Nearby Stoneybatter is a gem too, home to one of the capital’s best food pubs: L. Mulligan Grocer. Opposite is friendly newish cafe Social Fabric (pictured above), and another pub, Walsh’s, also well worth stopping at. Or try brunch spot Wuff, packed on Saturdays.
Is Dublin 8 worth the hype? In case you missed it, the Liberties area – Dublin 8 – was named the 15th coolest neighbourhood in the world this autumn by Time Out magazine. Main vein Meath Street is lined with appealing artisan cafes like Legit Coffee, Bakeology and Tasty 8, while Lucky’s bar boasts pizza and craft beer.
An essential stop in this neighbourhood, past Guinness Storehouse (incidentally, Dublin’s most popular attraction) is IMMA, or the Irish Museum of Modern Art, pictured above. This world-class contemporary art gallery is housed in an imposing former 17th century hospital: on my visit an impressive queer-themed exhibition boasted big-hitters Gilbert & George, Wolfgang Tillmans and Derek Jarman, amongst others.
I’m hungry now. Where should I eat? The city is a stronghold for both expensive fine dining as well as cheaper options. This time, staying solo in the city centre, I went budget-but-healthy: highlights included the simple chicken kokoro torisho at The Ramen Bar on William Street; Sprout & Co’s Middle Eastern-style mezze salads on nearby Exchequer Street; the healthy wraps at Tang (also: top coffee and energy balls) opposite St Stephen’s Green; and the signature yaki soba at locally acclaimed Yamamori South City on South Great George Street.
Newish arrival Dash, on Capel Street, proved a find, too: next-level ‘smashed’ cheeseburgers served on potato buns with pickles, a secret sauce and American cheese. Delish.

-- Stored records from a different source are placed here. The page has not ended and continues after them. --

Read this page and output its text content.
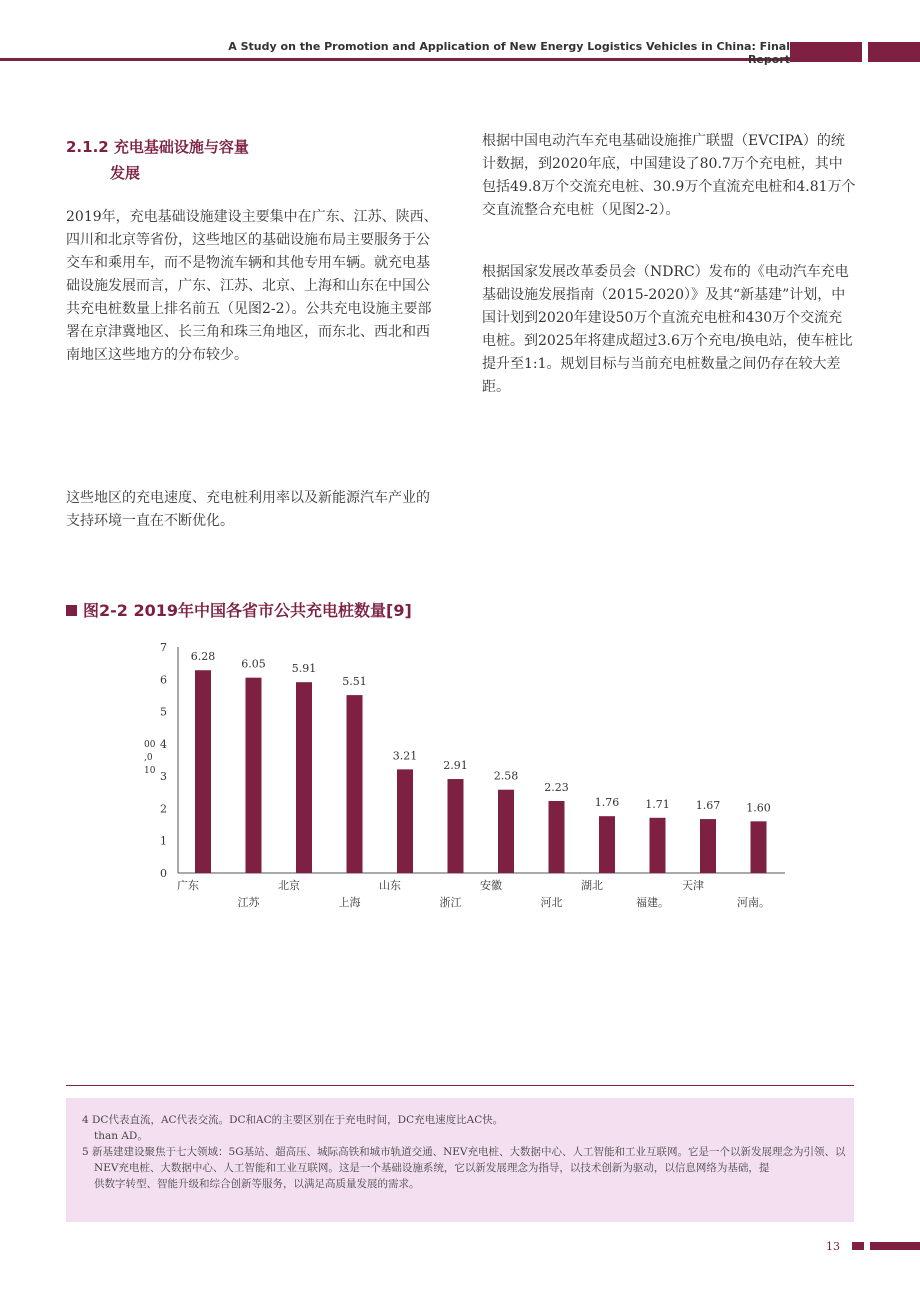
A Study on the Promotion and Application of New Energy Logistics Vehicles in China: Final Report
2.1.2 充电基础设施与容量
发展
2019年，充电基础设施建设主要集中在广东、江苏、陕西、四川和北京等省份，这些地区的基础设施布局主要服务于公交车和乘用车，而不是物流车辆和其他专用车辆。就充电基础设施发展而言，广东、江苏、北京、上海和山东在中国公共充电桩数量上排名前五（见图2-2）。公共充电设施主要部署在京津冀地区、长三角和珠三角地区，而东北、西北和西南地区这些地方的分布较少。
这些地区的充电速度、充电桩利用率以及新能源汽车产业的支持环境一直在不断优化。
根据中国电动汽车充电基础设施推广联盟（EVCIPA）的统计数据，到2020年底，中国建设了80.7万个充电桩，其中包括49.8万个交流充电桩、30.9万个直流充电桩和4.81万个交直流整合充电桩（见图2-2）。
根据国家发展改革委员会（NDRC）发布的《电动汽车充电基础设施发展指南（2015-2020）》及其“新基建”计划，中国计划到2020年建设50万个直流充电桩和430万个交流充电桩。到2025年将建成超过3.6万个充电/换电站，使车桩比提升至1:1。规划目标与当前充电桩数量之间仍存在较大差距。
图2-2 2019年中国各省市公共充电桩数量[9]
0
1
2
3
4
5
6
7
00
,0
10
6.28
广东
6.05
江苏
5.91
北京
5.51
上海
3.21
山东
2.91
浙江
2.58
安徽
2.23
河北
1.76
湖北
1.71
福建。
1.67
天津
1.60
河南。
4 DC代表直流，AC代表交流。DC和AC的主要区别在于充电时间，DC充电速度比AC快。
than AD。
5 新基建建设聚焦于七大领域：5G基站、超高压、城际高铁和城市轨道交通、NEV充电桩、大数据中心、人工智能和工业互联网。它是一个以新发展理念为引领、以
NEV充电桩、大数据中心、人工智能和工业互联网。这是一个基础设施系统，它以新发展理念为指导，以技术创新为驱动，以信息网络为基础，提
供数字转型、智能升级和综合创新等服务，以满足高质量发展的需求。
13
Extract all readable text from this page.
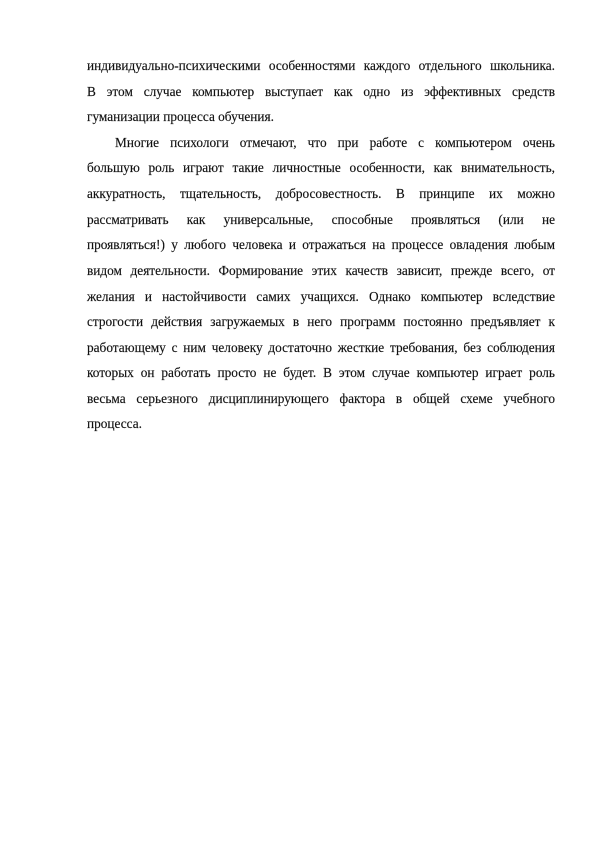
индивидуально-психическими особенностями каждого отдельного школьника.

В этом случае компьютер выступает как одно из эффективных средств

гуманизации процесса обучения.

Многие психологи отмечают, что при работе с компьютером очень

большую роль играют такие личностные особенности, как внимательность,

аккуратность, тщательность, добросовестность. В принципе их можно

рассматривать как универсальные, способные проявляться (или не

проявляться!) у любого человека и отражаться на процессе овладения любым

видом деятельности. Формирование этих качеств зависит, прежде всего, от

желания и настойчивости самих учащихся. Однако компьютер вследствие

строгости действия загружаемых в него программ постоянно предъявляет к

работающему с ним человеку достаточно жесткие требования, без соблюдения

которых он работать просто не будет. В этом случае компьютер играет роль

весьма серьезного дисциплинирующего фактора в общей схеме учебного

процесса.
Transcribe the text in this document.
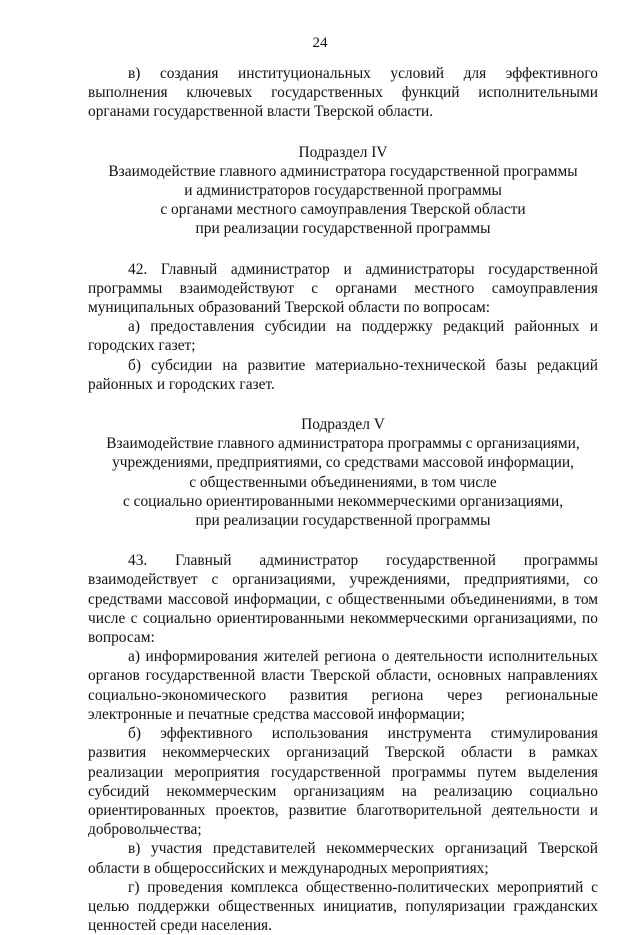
24

в) создания институциональных условий для эффективного выполнения ключевых государственных функций исполнительными органами государственной власти Тверской области.

Подраздел IV
Взаимодействие главного администратора государственной программы
и администраторов государственной программы
с органами местного самоуправления Тверской области
при реализации государственной программы

42. Главный администратор и администраторы государственной программы взаимодействуют с органами местного самоуправления муниципальных образований Тверской области по вопросам:

а) предоставления субсидии на поддержку редакций районных и городских газет;

б) субсидии на развитие материально-технической базы редакций районных и городских газет.

Подраздел V
Взаимодействие главного администратора программы с организациями,
учреждениями, предприятиями, со средствами массовой информации,
с общественными объединениями, в том числе
с социально ориентированными некоммерческими организациями,
при реализации государственной программы

43. Главный администратор государственной программы взаимодействует с организациями, учреждениями, предприятиями, со средствами массовой информации, с общественными объединениями, в том числе с социально ориентированными некоммерческими организациями, по вопросам:

а) информирования жителей региона о деятельности исполнительных органов государственной власти Тверской области, основных направлениях социально-экономического развития региона через региональные электронные и печатные средства массовой информации;

б) эффективного использования инструмента стимулирования развития некоммерческих организаций Тверской области в рамках реализации мероприятия государственной программы путем выделения субсидий некоммерческим организациям на реализацию социально ориентированных проектов, развитие благотворительной деятельности и добровольчества;

в) участия представителей некоммерческих организаций Тверской области в общероссийских и международных мероприятиях;

г) проведения комплекса общественно-политических мероприятий с целью поддержки общественных инициатив, популяризации гражданских ценностей среди населения.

How about a pub crawl? Are you kidding? It’s a national pursuit here. There are quite simply too many beautiful pubs to mention, but perhaps special mention should go to the Long Hall on South Great George’s Street, which dates back to 1766 with an interior that’s remained unchanged since Victorian times.
Nearby is popular arty local pub Grogan’s, which occupies a corner spot good for people-watching. Over on Parliament Street towards the river is Street 66, an LGBTQ bar I frequented with a lively pavement terrace; cross over the Liffey and at the top of Capel Street is craft beer hangout the Black Sheep, home to some fine IPAs from Galway Bay Brewery.
A day trip? On previous visits I’ve enjoyed the coastal towns of Dalkey and Howth, both short hops on the Dart, the latter especially lovely. This time I actually stayed with an old friend for a few days in Malahide, an affluent commuter village on the edge of the estuary that’s 20 mins from Connolly station, with spectacular views over the marina and, a short walk away, some stunning beaches.
Its atmospheric central thoroughfare boasts charming pubs like Gibney’s, and there are acclaimed and expensive restaurants aplenty: we enjoyed confit duck dim sum and some terrific Black Angus rare fillet at local classic Bon Appetit, and tasty prawn tacos at the Fish Shack. A cluster of streetfood vans and a coffee truck can be found on the harbourside, too.
Another brilliant excursion, just 50 mins on the Dart, is Bray. Read our guide to that coastal resort here.
Where can I stay? Your best bet is probably to go to the Booking.com app, depending on your budget. I managed to get an acceptably clean and very central double room at the Belvedere Hotel, near Connolly station, for around £60 a night.